Clinical Trials and Research undertaken into the Buteyko Method and related issues.
Beta2-Agonist Tolerance and Exercise-induced Bronchospasm Source: Am. J. Respir. Crit. Care Med., Volume 165, Number 8, April 2002, 1068-1070
Robert J. Hancox, Padmaja Subbarao, Dennis Kamada, Richard M. Watson, Fredrick E. Hargreave, and Mark D. Inman
Asthma Research Group, Firestone Institute for Respiratory Health, McMaster University/St Joseph's Hospital, Hamilton, Ontario, Canada
The effect of regular inhaled beta-agonist on the treatment of exercise-induced bronchoconstriction was studied. Eight subjects with exercise-induced bronchoconstriction took 1 week each of salbutamol 200 µg qid or placebo in a random-order, double-blind, crossover study. They then withheld this treatment for 8 hours before performing a dry-air, sub-maximal exercise challenge at a work-rate previously shown to induce a 15% fall in forced expiratory volume in 1 second (FEV1). Five minutes after exercise, they inhaled salbutamol 100, 100, and 200 µg at 5-minute intervals. The mean pre-exercise FEV1 was similar on both study days. However, pretreatment for 1 week with salbutamol led to a significantly greater fall in FEV1 after exercise.

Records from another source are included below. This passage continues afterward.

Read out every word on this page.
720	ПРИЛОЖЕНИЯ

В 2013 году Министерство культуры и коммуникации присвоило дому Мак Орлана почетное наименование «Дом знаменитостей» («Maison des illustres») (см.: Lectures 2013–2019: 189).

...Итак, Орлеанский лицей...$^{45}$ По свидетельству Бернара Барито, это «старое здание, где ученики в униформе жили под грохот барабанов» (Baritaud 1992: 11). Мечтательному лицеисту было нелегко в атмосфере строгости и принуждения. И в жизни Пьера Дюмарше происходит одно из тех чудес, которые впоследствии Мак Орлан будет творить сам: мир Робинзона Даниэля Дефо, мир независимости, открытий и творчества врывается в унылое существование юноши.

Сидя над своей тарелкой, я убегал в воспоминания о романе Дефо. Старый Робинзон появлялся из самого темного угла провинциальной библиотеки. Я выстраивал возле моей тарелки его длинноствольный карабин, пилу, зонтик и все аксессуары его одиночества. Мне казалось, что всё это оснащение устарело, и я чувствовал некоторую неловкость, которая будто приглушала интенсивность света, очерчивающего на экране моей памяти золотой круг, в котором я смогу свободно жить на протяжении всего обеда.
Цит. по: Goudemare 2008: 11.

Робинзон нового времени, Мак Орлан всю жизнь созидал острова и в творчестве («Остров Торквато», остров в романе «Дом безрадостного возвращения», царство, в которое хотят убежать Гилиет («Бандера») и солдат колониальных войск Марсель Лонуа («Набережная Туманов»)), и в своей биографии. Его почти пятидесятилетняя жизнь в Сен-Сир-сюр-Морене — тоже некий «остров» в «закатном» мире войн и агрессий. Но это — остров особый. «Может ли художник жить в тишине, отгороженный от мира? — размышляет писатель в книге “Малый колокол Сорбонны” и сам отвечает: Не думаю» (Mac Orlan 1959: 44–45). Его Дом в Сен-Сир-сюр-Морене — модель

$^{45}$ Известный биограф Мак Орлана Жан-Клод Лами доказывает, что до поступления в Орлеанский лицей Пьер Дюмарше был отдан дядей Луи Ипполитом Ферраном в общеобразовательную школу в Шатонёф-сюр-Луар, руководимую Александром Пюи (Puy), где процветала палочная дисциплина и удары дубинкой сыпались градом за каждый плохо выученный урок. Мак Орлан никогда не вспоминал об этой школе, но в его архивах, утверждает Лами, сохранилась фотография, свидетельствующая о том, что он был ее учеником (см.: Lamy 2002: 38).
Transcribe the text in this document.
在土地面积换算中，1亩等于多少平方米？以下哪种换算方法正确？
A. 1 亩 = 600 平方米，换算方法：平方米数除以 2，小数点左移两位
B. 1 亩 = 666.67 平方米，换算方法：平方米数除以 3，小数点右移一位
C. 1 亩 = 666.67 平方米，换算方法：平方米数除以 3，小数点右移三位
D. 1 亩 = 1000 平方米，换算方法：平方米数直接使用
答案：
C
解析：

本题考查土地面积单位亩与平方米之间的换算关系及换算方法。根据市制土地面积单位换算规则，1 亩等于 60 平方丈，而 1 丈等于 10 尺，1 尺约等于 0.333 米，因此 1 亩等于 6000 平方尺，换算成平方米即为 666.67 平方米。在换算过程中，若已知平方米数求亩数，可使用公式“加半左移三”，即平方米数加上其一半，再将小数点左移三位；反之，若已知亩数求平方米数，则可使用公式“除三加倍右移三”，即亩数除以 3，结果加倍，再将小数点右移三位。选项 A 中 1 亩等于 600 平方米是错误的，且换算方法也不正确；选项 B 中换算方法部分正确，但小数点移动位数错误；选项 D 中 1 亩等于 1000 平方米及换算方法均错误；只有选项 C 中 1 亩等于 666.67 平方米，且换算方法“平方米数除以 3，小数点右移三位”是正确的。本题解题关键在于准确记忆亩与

The FEV1 remained lower than during the placebo arm despite the administration of salbutamol after exercise. This difference persisted 25 minutes after exercise. It is concluded that regular -agonist treatment leads to increased exercise-induced bronchoconstriction and a suboptimal bronchodilator response to beta-agonist. The data suggest that previous regular beta-agonist treatment may lead to a failure to respond to emergency bronchodilator treatment during an acute asthma attack and support current opinion that regular short-acting beta-agonist therapy should not be used to treat asthma.